There simply hasn't been a similar national struggle built by people of Asian descent. I spoke about this with William Wong, a longtime journalist born and raised in Oakland's Chinatown, and he said:
We haven't had a national mass Asian-American civil rights movement because our numbers have been small and diffuse, thanks to various exclusionary and discriminatory laws. Our communities are also too diverse in terms of American history and intra-Asian cultural and political differences.
But we should note that many Asian-Americans in the 1960s, 1970s and 1980s were energized by the larger civil rights movement to organize an Asian-American movement in states like California, Washington and New York, where we had the numbers to come together.
This is true. In places with concentrations of people willing to stand up, Asian-Americans have come together across differences of language and origin to demand respect and equal rights, often in the face of terrible violence.
THE QUESTION is, what happens now. We have seen everyone with a media profile trying to grab a little bit of Jeremy Lin's shine. Sarah Palin is posing with Linsanity shirts. The cringe-inducing David Brooks is writing unreadable columns about what Lin "represents." Every sports/culture/political writer wants to have their say and bask in Lin's glow. Let's see if people rushing to stand with Jeremy Lin will stand up for him as well.
If one good thing comes out of this, maybe sportswriters can stop saying that they don't think the issues of race and ethnicity have anything to do with Lin's emergent celebrity. Of course it does.

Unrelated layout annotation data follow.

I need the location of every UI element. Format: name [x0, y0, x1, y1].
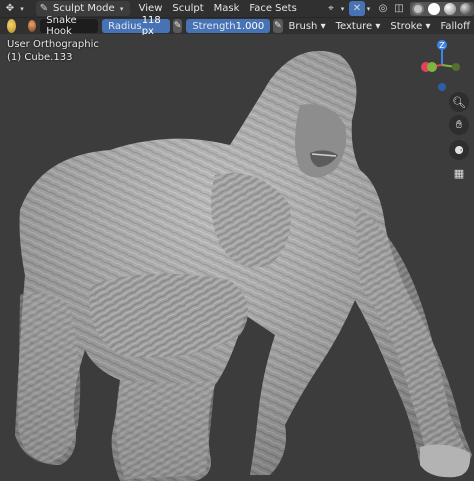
- radius-slider[interactable]: Radius 118 px: [102, 15, 170, 37]
- wireframe-shading-icon[interactable]: [412, 2, 424, 15]
- chevron-down-icon: ▾: [119, 4, 124, 13]
- strength-label: Strength: [192, 20, 236, 32]
- radius-label: Radius: [108, 20, 142, 32]
- strength-slider[interactable]: Strength 1.000: [186, 19, 271, 33]
- gizmo-neg-y-ball[interactable]: [427, 62, 437, 72]
- grid-toggle-icon[interactable]: ▦: [449, 163, 469, 183]
- gizmo-z-label: Z: [439, 41, 445, 50]
- camera-icon[interactable]: ⚈: [449, 140, 469, 160]
- mode-selector[interactable]: ✎ Sculpt Mode ▾: [36, 1, 130, 16]
- rendered-shading-icon[interactable]: [460, 2, 472, 15]
- navigation-gizmo[interactable]: Z: [414, 37, 470, 93]
- menu-mask[interactable]: Mask: [209, 3, 245, 14]
- object-interaction-icon[interactable]: ⌖: [323, 1, 339, 16]
- 3d-viewport[interactable]: User Orthographic (1) Cube.133 Z 🔍︎ ✋︎ ⚈…: [0, 35, 474, 481]
- gizmo-y-ball[interactable]: [452, 63, 460, 71]
- pen-pressure-icon[interactable]: ✎: [273, 19, 283, 33]
- brush-menu[interactable]: Brush ▾: [283, 21, 330, 32]
- material-shading-icon[interactable]: [444, 2, 456, 15]
- menu-view[interactable]: View: [134, 3, 168, 14]
- pan-hand-icon[interactable]: ✋︎: [449, 115, 469, 135]
- active-tool-icon[interactable]: [7, 19, 17, 33]
- shading-modes: [410, 1, 474, 16]
- overlay-icon[interactable]: ◎: [375, 1, 391, 16]
- chevron-down-icon[interactable]: ▾: [365, 1, 372, 16]
- texture-menu-label: Texture: [335, 20, 373, 32]
- editor-type-icon[interactable]: ✥: [2, 1, 18, 16]
- solid-shading-icon[interactable]: [428, 2, 440, 15]
- zoom-icon[interactable]: 🔍︎: [449, 92, 469, 112]
- brush-name: Snake Hook: [46, 15, 77, 37]
- stroke-menu[interactable]: Stroke ▾: [384, 21, 434, 32]
- view-name-label: User Orthographic: [7, 39, 99, 50]
- mode-label: Sculpt Mode: [53, 3, 115, 14]
- active-object-label: (1) Cube.133: [7, 52, 73, 63]
- brush-name-field[interactable]: Snake Hook: [40, 15, 99, 37]
- brush-menu-label: Brush: [288, 20, 318, 32]
- falloff-menu[interactable]: Falloff: [434, 21, 474, 32]
- strength-value: 1.000: [235, 20, 265, 32]
- xray-icon[interactable]: ◫: [391, 1, 407, 16]
- brush-preview-icon[interactable]: [28, 20, 37, 32]
- falloff-menu-label: Falloff: [440, 20, 471, 32]
- stroke-menu-label: Stroke: [390, 20, 423, 32]
- symmetry-icon[interactable]: ✕: [349, 1, 365, 16]
- menu-sculpt[interactable]: Sculpt: [167, 3, 208, 14]
- texture-menu[interactable]: Texture ▾: [330, 21, 385, 32]
- sculpted-gorilla-model: [15, 50, 472, 481]
- tool-settings-bar: Snake Hook Radius 118 px ✎ Strength 1.00…: [0, 15, 474, 37]
- radius-value: 118 px: [141, 15, 161, 37]
- chevron-down-icon[interactable]: ▾: [18, 1, 26, 16]
- pen-pressure-icon[interactable]: ✎: [173, 19, 183, 33]
- chevron-down-icon[interactable]: ▾: [339, 1, 346, 16]
- sculpt-brush-icon: ✎: [39, 3, 49, 14]
- gizmo-neg-z-ball[interactable]: [438, 83, 446, 91]
- menu-face-sets[interactable]: Face Sets: [244, 3, 301, 14]
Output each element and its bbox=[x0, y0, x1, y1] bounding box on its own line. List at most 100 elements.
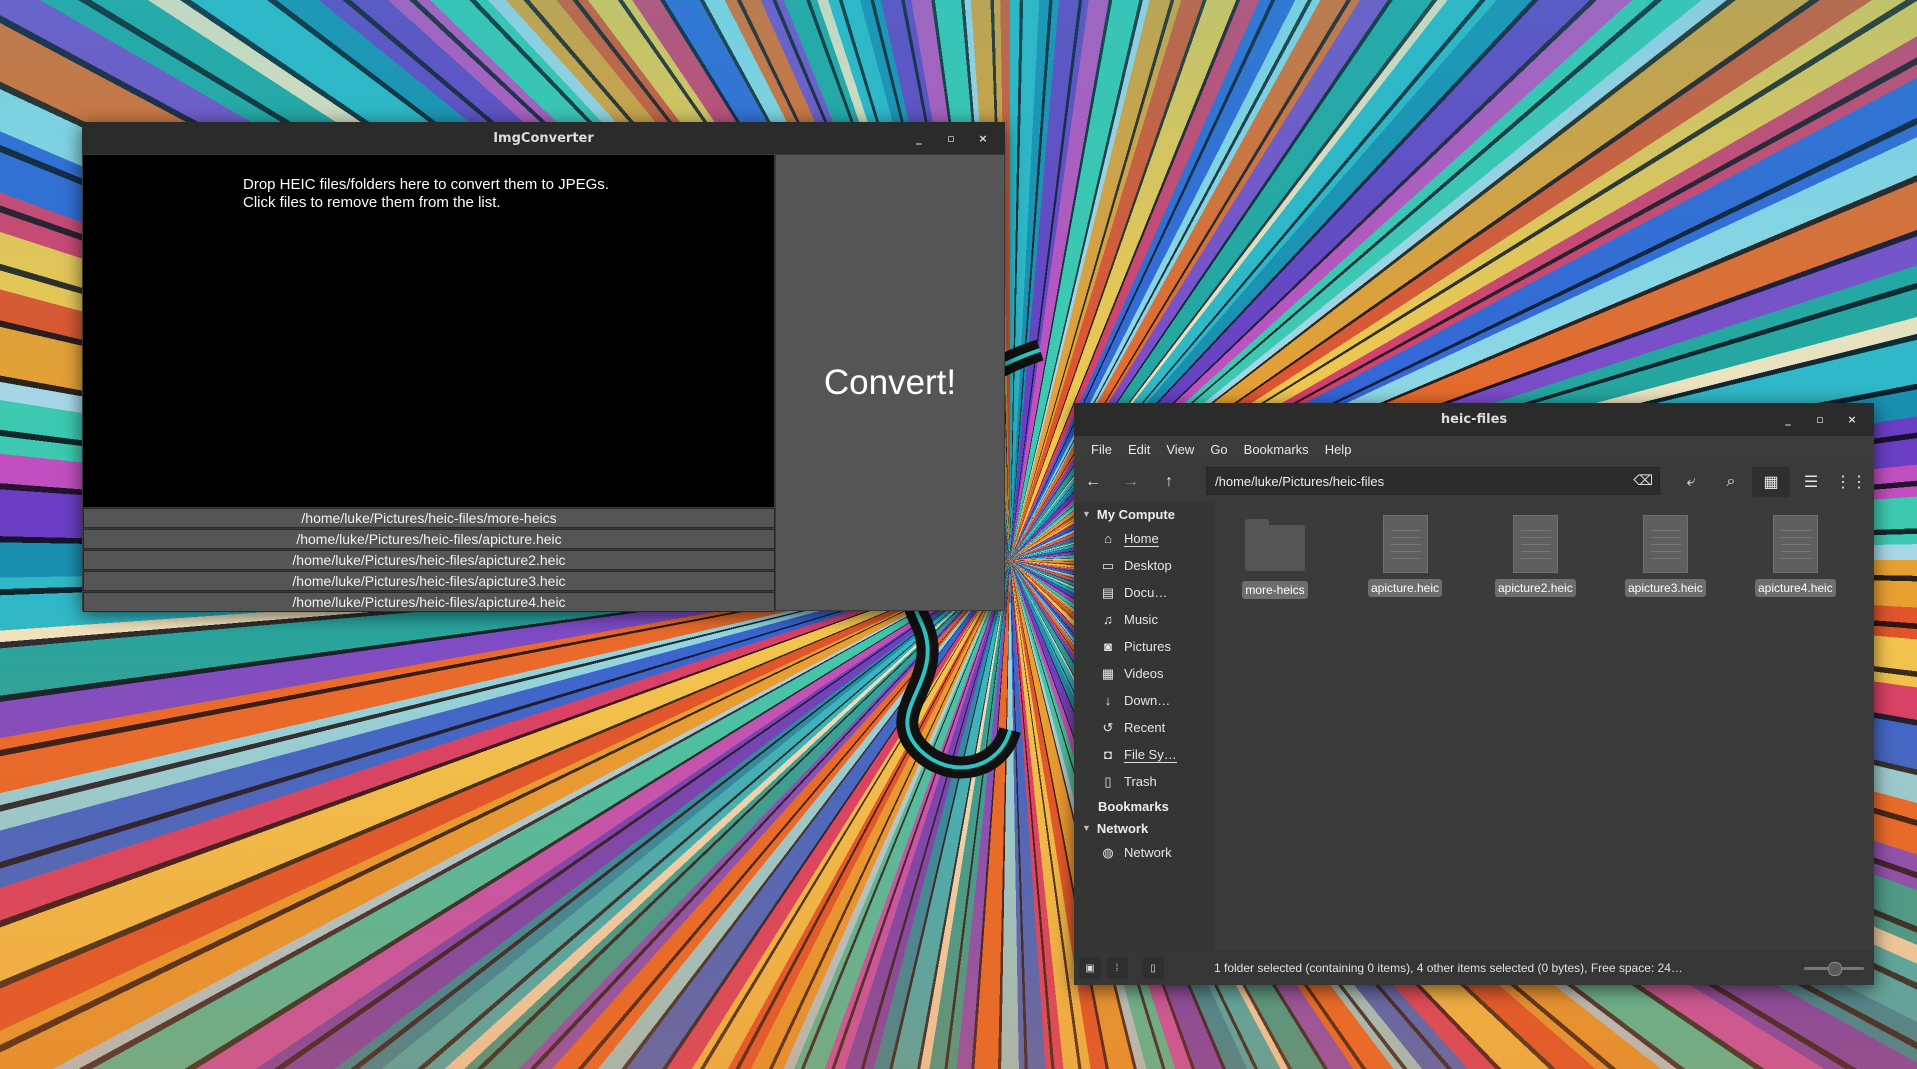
file-list-item[interactable]: /home/luke/Pictures/heic-files/more-heic… bbox=[83, 508, 775, 528]
sidebar-section-my-computer[interactable]: ▼ My Compute bbox=[1074, 503, 1214, 525]
sidebar-item-desktop[interactable]: ▭ Desktop bbox=[1074, 552, 1214, 579]
expand-triangle-icon: ▼ bbox=[1082, 509, 1091, 519]
download-icon: ↓ bbox=[1104, 693, 1112, 708]
status-bar: ▣ ⁞ ▯ 1 folder selected (containing 0 it… bbox=[1074, 951, 1874, 985]
sidebar-item-home[interactable]: ⌂ Home bbox=[1074, 525, 1214, 552]
zoom-slider-handle[interactable] bbox=[1828, 962, 1842, 976]
sidebar-item-recent[interactable]: ↺ Recent bbox=[1074, 714, 1214, 741]
search-icon[interactable]: ⌕ bbox=[1712, 467, 1750, 497]
menu-file[interactable]: File bbox=[1083, 442, 1120, 457]
list-view-icon[interactable]: ☰ bbox=[1792, 467, 1830, 497]
back-arrow-icon[interactable]: ← bbox=[1074, 467, 1112, 497]
hide-sidebar-icon[interactable]: ▯ bbox=[1142, 957, 1164, 979]
file-list-item[interactable]: /home/luke/Pictures/heic-files/apicture3… bbox=[83, 571, 775, 591]
imgconverter-window: ImgConverter _ ▫ × Drop HEIC files/folde… bbox=[82, 122, 1005, 612]
menu-bookmarks[interactable]: Bookmarks bbox=[1236, 442, 1317, 457]
file-list-item[interactable]: /home/luke/Pictures/heic-files/apicture2… bbox=[83, 550, 775, 570]
sidebar-item-label: Network bbox=[1124, 845, 1172, 860]
sidebar-item-videos[interactable]: ▦ Videos bbox=[1074, 660, 1214, 687]
drop-area[interactable]: Drop HEIC files/folders here to convert … bbox=[83, 155, 774, 507]
maximize-button[interactable]: ▫ bbox=[935, 122, 967, 154]
window-title: heic-files bbox=[1440, 412, 1508, 427]
file-item[interactable]: apicture4.heic bbox=[1755, 515, 1836, 597]
recent-icon: ↺ bbox=[1102, 719, 1114, 735]
trash-icon: ▯ bbox=[1104, 773, 1112, 789]
desktop-icon: ▭ bbox=[1101, 557, 1115, 573]
sidebar-item-downloads[interactable]: ↓ Down… bbox=[1074, 687, 1214, 714]
menu-edit[interactable]: Edit bbox=[1120, 442, 1158, 457]
window-title: ImgConverter bbox=[493, 130, 594, 146]
file-name: apicture.heic bbox=[1367, 579, 1443, 597]
document-icon bbox=[1512, 515, 1558, 573]
minimize-button[interactable]: _ bbox=[1772, 403, 1804, 435]
hint-line-1: Drop HEIC files/folders here to convert … bbox=[243, 176, 609, 193]
sidebar-item-label: Docu… bbox=[1124, 585, 1168, 600]
compact-view-icon[interactable]: ⋮⋮ bbox=[1832, 467, 1870, 497]
zoom-slider[interactable] bbox=[1804, 962, 1864, 976]
sidebar-item-label: Down… bbox=[1124, 693, 1171, 708]
sidebar-item-label: Home bbox=[1124, 530, 1159, 547]
status-text: 1 folder selected (containing 0 items), … bbox=[1214, 961, 1683, 975]
drop-hint: Drop HEIC files/folders here to convert … bbox=[243, 176, 609, 212]
sidebar-item-label: Pictures bbox=[1124, 639, 1171, 654]
menu-go[interactable]: Go bbox=[1202, 442, 1235, 457]
sidebar-item-music[interactable]: ♫ Music bbox=[1074, 606, 1214, 633]
file-item[interactable]: apicture2.heic bbox=[1495, 515, 1576, 597]
file-icon-view[interactable]: more-heics apicture.heic apicture2.heic … bbox=[1215, 503, 1874, 951]
show-tree-icon[interactable]: ⁞ bbox=[1106, 957, 1128, 979]
menu-help[interactable]: Help bbox=[1317, 442, 1360, 457]
expand-triangle-icon: ▼ bbox=[1082, 823, 1091, 833]
location-text: /home/luke/Pictures/heic-files bbox=[1215, 473, 1385, 489]
sidebar-section-bookmarks[interactable]: Bookmarks bbox=[1074, 795, 1214, 817]
sidebar-item-label: Trash bbox=[1124, 774, 1157, 789]
sidebar-item-trash[interactable]: ▯ Trash bbox=[1074, 768, 1214, 795]
file-name: apicture4.heic bbox=[1755, 579, 1836, 597]
file-name: apicture3.heic bbox=[1625, 579, 1706, 597]
maximize-button[interactable]: ▫ bbox=[1804, 403, 1836, 435]
up-arrow-icon[interactable]: ↑ bbox=[1150, 467, 1188, 497]
show-places-icon[interactable]: ▣ bbox=[1079, 957, 1101, 979]
forward-arrow-icon[interactable]: → bbox=[1112, 467, 1150, 497]
document-icon bbox=[1382, 515, 1428, 573]
toggle-location-icon[interactable]: ⤶ bbox=[1672, 467, 1710, 497]
network-icon: ◍ bbox=[1102, 844, 1114, 860]
sidebar-item-label: Desktop bbox=[1124, 558, 1172, 573]
camera-icon: ◙ bbox=[1104, 639, 1112, 654]
documents-icon: ▤ bbox=[1101, 584, 1115, 600]
drive-icon: ◘ bbox=[1104, 747, 1112, 762]
file-item-folder[interactable]: more-heics bbox=[1235, 515, 1315, 599]
file-item[interactable]: apicture3.heic bbox=[1625, 515, 1706, 597]
icon-view-icon[interactable]: ▦ bbox=[1752, 467, 1790, 497]
imgconverter-titlebar[interactable]: ImgConverter _ ▫ × bbox=[82, 122, 1005, 154]
section-label: My Compute bbox=[1096, 506, 1175, 522]
home-icon: ⌂ bbox=[1104, 531, 1112, 546]
sidebar-item-pictures[interactable]: ◙ Pictures bbox=[1074, 633, 1214, 660]
convert-button[interactable]: Convert! bbox=[776, 155, 1004, 610]
file-name: more-heics bbox=[1242, 581, 1308, 599]
folder-icon bbox=[1245, 519, 1305, 571]
toolbar: ← → ↑ /home/luke/Pictures/heic-files ⌫ ⤶… bbox=[1074, 462, 1874, 502]
sidebar-item-label: Music bbox=[1124, 612, 1158, 627]
sidebar-item-label: Videos bbox=[1124, 666, 1164, 681]
file-manager-window: heic-files _ ▫ × File Edit View Go Bookm… bbox=[1074, 403, 1874, 985]
sidebar-item-label: Recent bbox=[1124, 720, 1166, 735]
location-field[interactable]: /home/luke/Pictures/heic-files ⌫ bbox=[1206, 467, 1660, 495]
sidebar-section-network[interactable]: ▼ Network bbox=[1074, 817, 1214, 839]
close-button[interactable]: × bbox=[967, 122, 999, 154]
minimize-button[interactable]: _ bbox=[903, 122, 935, 154]
document-icon bbox=[1642, 515, 1688, 573]
clear-location-icon[interactable]: ⌫ bbox=[1633, 472, 1653, 489]
close-button[interactable]: × bbox=[1836, 403, 1868, 435]
sidebar-item-network[interactable]: ◍ Network bbox=[1074, 839, 1214, 866]
file-item[interactable]: apicture.heic bbox=[1365, 515, 1445, 597]
menu-view[interactable]: View bbox=[1158, 442, 1202, 457]
sidebar-item-label: File Sy… bbox=[1124, 746, 1177, 763]
file-name: apicture2.heic bbox=[1495, 579, 1576, 597]
sidebar-item-file-system[interactable]: ◘ File Sy… bbox=[1074, 741, 1214, 768]
file-manager-titlebar[interactable]: heic-files _ ▫ × bbox=[1074, 403, 1874, 436]
menu-bar: File Edit View Go Bookmarks Help bbox=[1074, 436, 1874, 462]
section-label: Network bbox=[1096, 820, 1149, 836]
file-list-item[interactable]: /home/luke/Pictures/heic-files/apicture4… bbox=[83, 592, 775, 612]
file-list-item[interactable]: /home/luke/Pictures/heic-files/apicture.… bbox=[83, 529, 775, 549]
sidebar-item-documents[interactable]: ▤ Docu… bbox=[1074, 579, 1214, 606]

That's why the hate is so ugly and supporters are so fiercely protective of his seat at the NBA table.
The very kind of casual racism Lin has faced--the anti-Asian Twitter jokes, the Yellow Mamba signs, the mock Chinese talk, the catcalls from people attending the games--is something every single Asian-American has experienced at one time or another. That it happens at all is a sad fact; that ESPN is now in a position of having to apologize for something which never should have happened shows just how far we have to go.
Last week, in an ESPN column, Asian-American writer Jay Caspian Kang is quoted as saying, "If you can't look at Jeremy Lin and see why America is the greatest country in the world, well, then you don't understand America."
We'll leave aside for a moment the substance of this comment: the fact that the United States, in the theater of war, has performed genocidal crimes against people who were called the same epithets as Jeremy Lin. We'll leave aside the fact that people of Asian descent were interned on U.S. soil or the hate crimes they silently suffer in schoolyards and on street corners that persist with little national outrage or discussion.
We'll leave that aside, and just say that in the wake of his own employer's accidental slips, Kang should perhaps amend his statement to: "If you don't understand why racism still infects the Lin story and why there is an urgent need to stand up against it, then you really don't understand America."